John Wilson, the landowner, said putting a state inspection station there would "ruin" his plans to build the 485-home Gibson's Grant subdivision.

"The state's comment is, 'All we want is 10 acres,' but would you like to live behind a truck stop?" he said. "It would ruin the concept for us."

The state is obligated to pay fair market value if the state takes the property through eminent domain, but that is little comfort to Mr. Wilson.

While county leaders agree routine truck inspections could keep the bridge safe, they have concerns about the potential impact on traffic and the environment.

"That's not what we want there," said Board of Commissioners President Ben Cassell, who added that 
Route 50 traffic is already a headache for Kent Island residents. In 2002, 24.6 million vehicles crossed the Bay Bridge.

"On the island, I don't know where they'd put it. It would be unattractive and a safety hazard on these congested roadways."

Right now, the closest truck inspection station on the eastern side of the Bay Bridge is 43 miles away on Route 301 near Galena in Kent County.

"It's a portable station," said Bob Kiel, assistant district engineer of traffic for the State Highway Administration. "If state police go out there, they have to take a portable scale, and they only use it periodically."

During truck inspections, police examine commercial vehicles and talk with the drivers to determine whether trucks are over the allowed length, weight or height.

Maryland has 11 permanent stations with fixed scales, including two on the Broadneck Peninsula, and seven pull-off locations for mobile crews.

Commissioner Gene Ransom, D-Grasonville, said he is puzzled by the logic of locating such a facility between the Bay Bridge and the Kent Narrows bridge.

"If you're doing this for homeland security, why not put it in a place where you can control both bridges?" he asked.

Heavy truck traffic has been blamed for some of the increased congestion on the bridge, which drivers use to get around Interstate 95 between Washington and the Delaware-New Jersey line.

On the Broadneck Peninsula, residents are angry that tractor-trailer drivers often stop at two gas stations off Busch's Frontage Road near the bridge as an impromptu truck stop.

"They park right on the service road, and you can't see around them," said Nancy Wright, president of the Broadneck Federation.

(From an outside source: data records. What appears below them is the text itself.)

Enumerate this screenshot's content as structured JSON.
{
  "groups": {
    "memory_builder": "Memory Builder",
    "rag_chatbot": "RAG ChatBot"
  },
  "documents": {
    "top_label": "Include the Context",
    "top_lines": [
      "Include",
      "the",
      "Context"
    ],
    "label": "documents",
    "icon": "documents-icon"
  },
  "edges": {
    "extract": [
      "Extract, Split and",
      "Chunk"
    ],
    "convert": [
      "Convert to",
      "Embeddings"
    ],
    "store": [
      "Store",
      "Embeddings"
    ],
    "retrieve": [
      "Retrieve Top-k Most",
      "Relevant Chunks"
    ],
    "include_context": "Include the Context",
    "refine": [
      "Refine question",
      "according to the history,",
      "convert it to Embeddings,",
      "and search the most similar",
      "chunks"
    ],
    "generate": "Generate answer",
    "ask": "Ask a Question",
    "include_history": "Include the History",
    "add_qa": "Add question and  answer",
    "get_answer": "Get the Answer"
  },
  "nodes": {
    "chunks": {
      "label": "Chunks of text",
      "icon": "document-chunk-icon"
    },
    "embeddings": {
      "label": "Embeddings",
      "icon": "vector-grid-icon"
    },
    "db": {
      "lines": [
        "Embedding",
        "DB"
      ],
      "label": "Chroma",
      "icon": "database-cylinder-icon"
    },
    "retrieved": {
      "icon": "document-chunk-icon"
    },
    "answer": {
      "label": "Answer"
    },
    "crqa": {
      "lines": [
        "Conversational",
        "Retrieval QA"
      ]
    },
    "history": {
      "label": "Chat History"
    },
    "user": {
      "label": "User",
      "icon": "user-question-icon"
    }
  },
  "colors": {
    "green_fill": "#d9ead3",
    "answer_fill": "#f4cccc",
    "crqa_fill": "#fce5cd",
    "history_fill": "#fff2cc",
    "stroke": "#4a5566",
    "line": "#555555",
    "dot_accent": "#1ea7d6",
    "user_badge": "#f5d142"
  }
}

In 2002, two teens were killed when their sports car crashed into a tractor trailer illegally parked near the base of the Bay Bridge.

Mr. Johnston said if the idea of a Kent Island inspection station progresses, such feedback would be factored into the feasibility of the project.

"We try to look very hard at the impact that anything we do would have on traffic and the community. We would certainly coordinate with Queen Anne's County to take into consideration any concerns," he said.

Published February 2004 , The Capital, Annapolis, Md.
Copyright © 2004 The Capital, Annapolis, Md.

You may write the Commissioners at 107 North Liberty Street, Centreville, MD  21617.  You can also reach them by email at  Individual email addresses are:  |  |

Most of you may remember the Motel 6 and 7 Eleven Gas Station combination proposed for a waterfront site on Winchester Creek.  This project was denied at the time, but as you will see from reading the following, there are changes being proposed by county staff that could allow this project to move forward. 

Jack Thuman owns the Canvas Shop home business that would be right next to this proposed Motel/7 Eleven/Gas Station and he delivered the following testimony at last Tuesday’s Commissioners Meeting.  At their meeting, the County Commissioners voted unanimously not to follow the staff’s recommendation for this single change, but to hold off until the entire Title 14 undergoes a Program Review.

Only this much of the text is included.